I was shocked to read earlier this week that it was recently announced that the long-running Neo-Futurists show "Too Much Light Makes The Baby Go Blind" is coming to a close.
If you don't live in Chicago that probably just read like a bunch of gibberish, so let me explain. "Too Much Light" was Chicago's longest-running theater show, but it was much more than that.
I first went in high school--I don't remember what year, or with when. I do remember it was around the years when I hung out with a very lightly semi-Gothy crowd (more Doc Martens than black lipstick). Not only did the show started at 11:30 PM, which was super grown-up, the Edgewater Neo-Futurist theater was located above a funeral home, which to me seemed deliciously morbid (I'm sure it was simply a practical matter of real estate. Now the funeral home is a chiropractic storefront of some sort.)

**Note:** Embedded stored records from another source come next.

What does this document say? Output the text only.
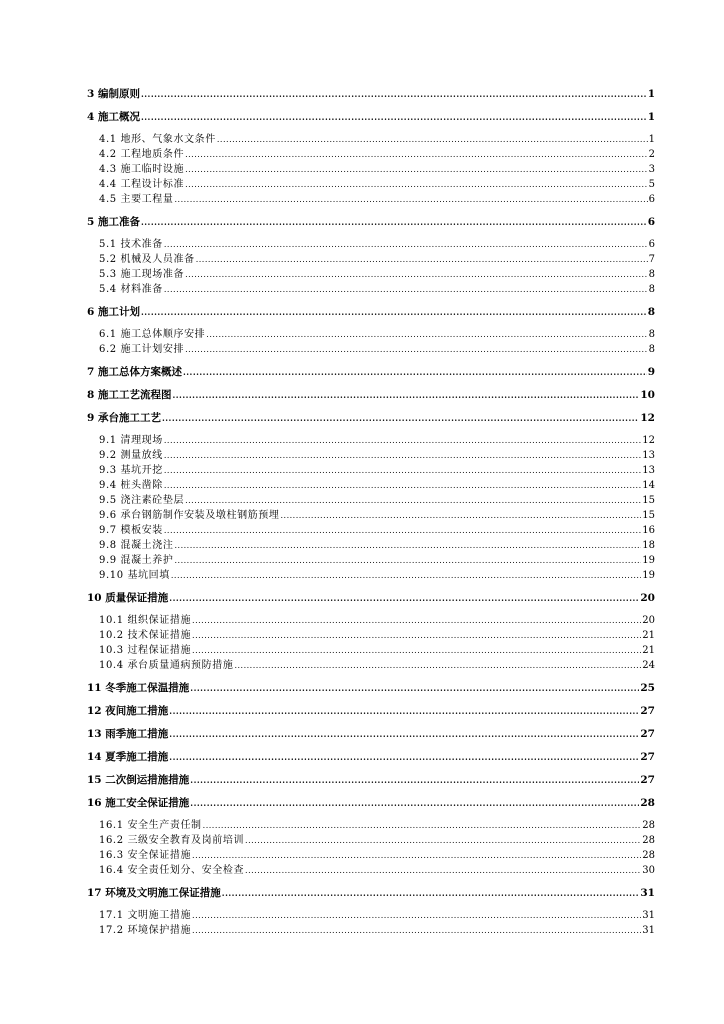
3 编制原则 .....	1
4 施工概况 .....	1
4.1 地形、气象水文条件 .....	1
4.2 工程地质条件 .....	2
4.3 施工临时设施 .....	3
4.4 工程设计标准 .....	5
4.5 主要工程量 .....	6
5 施工准备 .....	6
5.1 技术准备 .....	6
5.2 机械及人员准备 .....	7
5.3 施工现场准备 .....	8
5.4 材料准备 .....	8
6 施工计划 .....	8
6.1 施工总体顺序安排 .....	8
6.2 施工计划安排 .....	8
7 施工总体方案概述 .....	9
8 施工工艺流程图 .....	10
9 承台施工工艺 .....	12
9.1 清理现场 .....	12
9.2 测量放线 .....	13
9.3 基坑开挖 .....	13
9.4 桩头凿除 .....	14
9.5 浇注素砼垫层 .....	15
9.6 承台钢筋制作安装及墩柱钢筋预埋 .....	15
9.7 模板安装 .....	16
9.8 混凝土浇注 .....	18
9.9 混凝土养护 .....	19
9.10 基坑回填 .....	19
10 质量保证措施 .....	20
10.1 组织保证措施 .....	20
10.2 技术保证措施 .....	21
10.3 过程保证措施 .....	21
10.4 承台质量通病预防措施 .....	24
11 冬季施工保温措施 .....	25
12 夜间施工措施 .....	27
13 雨季施工措施 .....	27
14 夏季施工措施 .....	27
15 二次倒运措施措施 .....	27
16 施工安全保证措施 .....	28
16.1 安全生产责任制 .....	28
16.2 三级安全教育及岗前培训 .....	28
16.3 安全保证措施 .....	28
16.4 安全责任划分、安全检查 .....	30
17 环境及文明施工保证措施 .....	31
17.1 文明施工措施 .....	31
17.2 环境保护措施 .....	31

After the doors opened, the cover charge was a nominal amount plus the roll of a six-sided die. Then, as you walked into the theater, a girl wearing headphones listening to loud music shouted "WHAT"S YOUR NAME?" She then wrote down some nonsense like "Coffee Breath" on a nametag and in you went.
The premise of the show was 30 plays in 60 minutes. After a timer was set, pieces of paper with numbers 1-30 hung on a clothesline with the names of the short plays listed in the program (the plays were ever-changing, so you'd never see the same show twice). The audience screamed the number they wanted to hear and the actors jumped up and pulled down a number from the line and then performed the accompanying piece. Some were straightforward humor sketches. Some were funny songs. Some weren't funny at all. Some were a single blackout scene, less than a minute long. Others were legitimate short plays. I remember a one-song musical about a guy's morning routine living alongside a serious commentary on the female condition that involved an actress placing tampons in glasses of water.

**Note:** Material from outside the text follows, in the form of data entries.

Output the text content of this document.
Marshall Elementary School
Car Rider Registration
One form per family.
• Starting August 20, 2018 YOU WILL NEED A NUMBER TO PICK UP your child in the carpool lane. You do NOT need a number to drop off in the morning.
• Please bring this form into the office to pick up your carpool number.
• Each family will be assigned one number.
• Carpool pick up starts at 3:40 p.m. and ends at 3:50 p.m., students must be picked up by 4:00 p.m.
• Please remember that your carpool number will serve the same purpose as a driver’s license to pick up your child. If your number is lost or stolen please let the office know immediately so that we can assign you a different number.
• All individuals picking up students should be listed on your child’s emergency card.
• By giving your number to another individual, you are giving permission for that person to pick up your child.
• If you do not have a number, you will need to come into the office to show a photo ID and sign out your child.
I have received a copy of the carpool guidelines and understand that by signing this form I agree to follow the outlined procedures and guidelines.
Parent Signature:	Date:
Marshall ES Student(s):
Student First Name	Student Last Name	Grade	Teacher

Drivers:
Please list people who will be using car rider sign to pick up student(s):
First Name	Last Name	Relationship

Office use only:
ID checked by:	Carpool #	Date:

If the pace of the show was set so that all the plays were put on within the 60 minutes, the theater ordered in a pizza for the audience. Literally one pizza, sliced up into tiny 2x2 inch pieces.
I can't pretend that I was a loyal "TMLMTBGB" audience member. I think I only attended it one or two more times after that initial viewing, but it really made an impact on me as a writer. It taught me that you don't have to stick to one format--your audience will still hang with you if you skip from humor to social commentary to non sequitur to musical to whatever comes next. It reinforced that adults can play and be creative. It taught me that a little anarchy is exciting and liberating but doesn't have to hurt anyone.
Most of all I appreciated that it was something amazing and accessible for young people to do in the city on weekend nights. One didn't need a fake ID to get into the show and it was easily enjoyed alcohol-free. When you're a youngster there aren't a ton of late-night options in the city that are legally open to you yet here was this legitimate, badass art form that was open to people of all ages.
My days of going to late night shows are far, far behind me--even before I had kids you had to be a really good friend of mine to convince me to come out to your 10 PM show. But I still hope TMLMTBGB lives on in some form, or something like it fills its spot, because other Chicagoland youngsters deserve to see art that's at once dangerous and safe, a little morbid and sick and happy and fun and crazy. Everyone deserves a tiny slice of pizza.